Perlmutter recalled that the initial incident occurred on the seventh day of Passover as he and a group of other frat members were out in back of the house playing basketball as SJP was holding a rally at nearby Brower Commons.
The rally, “Defend Al-Aqsa, Defend Palestine,” referred to the Muslim worship site in Jerusalem that has seen violence recently between Jews and Muslims. SJP claimed in a post on its Facebook page that it was students from AEPi who came to their rally and began to harass them with Islamophobic slurs and tried to provoke a physical confrontation. It called the charges “false” and “baseless.”
“We join the myriad voices in unequivocal opposition to antisemitism and all forms of racism and violence,” read the post. “For this reason we have conducted our own inquiries into the actions that took place and can confirm that none of the individuals involved are students at Rutgers-New Brunswick.“
The post also contended that “efforts to conflate actions of lone individuals with an entire community and organization are only meant to further antagonize anti-Palestinian racism and Islamophobia and restrict free speech in a university setting.” However, Perlmutter disputed SJP’s contentions.

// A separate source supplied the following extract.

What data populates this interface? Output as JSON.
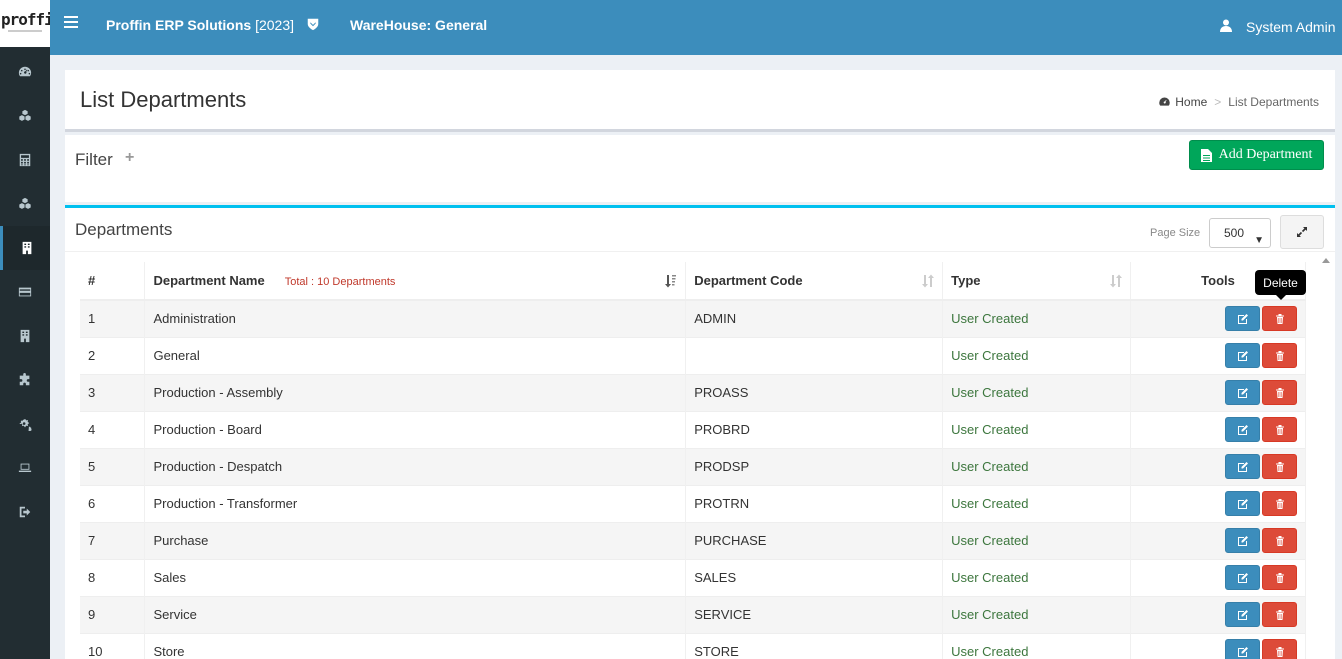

“They knew because it was the second-to-last day of Passover we would not be able to organize a counter-protest,” he said, adding that members heard a commotion and went out front to see two cars, a BMW and a Porsche, with people waving the flags, blasting music and shouting “baby killers” and unprintable antiemetic slurs. A seven-second video of the cars was recorded and posted to multiple websites.
“We screamed back telling them to get off our property,” said Perlmutter. “We said that we didn’t come to your rally. There were about four drive-bys.”
He said he called Rutgers Police, but ultimately had to flag down a passing patrol car to get assistance. The officer inside was unaware of the call for assistance.
The following day at about 2 a.m., a group stood in front of the house screaming “Free Palestine” and more antisemitic slurs.
Several days later came the egging incident as AEPi brothers were reading the names of Holocaust victims.
“We love Rutgers, but this is not the first time we’ve been exposed to this kind of stuff,” said Perlmutter. “We are exposed to it everywhere. Rutgers is not doing anything for the Jewish community. I know of no Jewish person who would feel safe wearing a Jewish star. No one here would ever wear an AEPi T-shirt on campus. We have people screaming ‘stupid Jews’ or ‘kikes,’ and we don’t even tell the school anymore because they don’t support us. We just go on with our lives, which is kind of upsetting.”
He noted SJP is recognized and supported by the university as an official organization even though it confuses Zionists and Jews, “and they don’t like Jews.”
“But Jewish people are not scared and we will not back down. We at AEPi are not scared and we will not back down. None of us are scared of Rutgers. We want to be treated like humans.”
Perlmutter said he has documented all incidents with pictures and videos and sent them via blast email to every Jewish organization he thought would be interested. AEPi also held a fundraiser on crowdchange that raised more than $6,500 in 24 hours for The United States Holocaust Memorial Museum and Ukrainian refugees through the Jewish Federation in the Heart of New Jersey.
“They (Rutgers) have not done anything to help us,” said Perlmutter. “It’s time for them to own up.”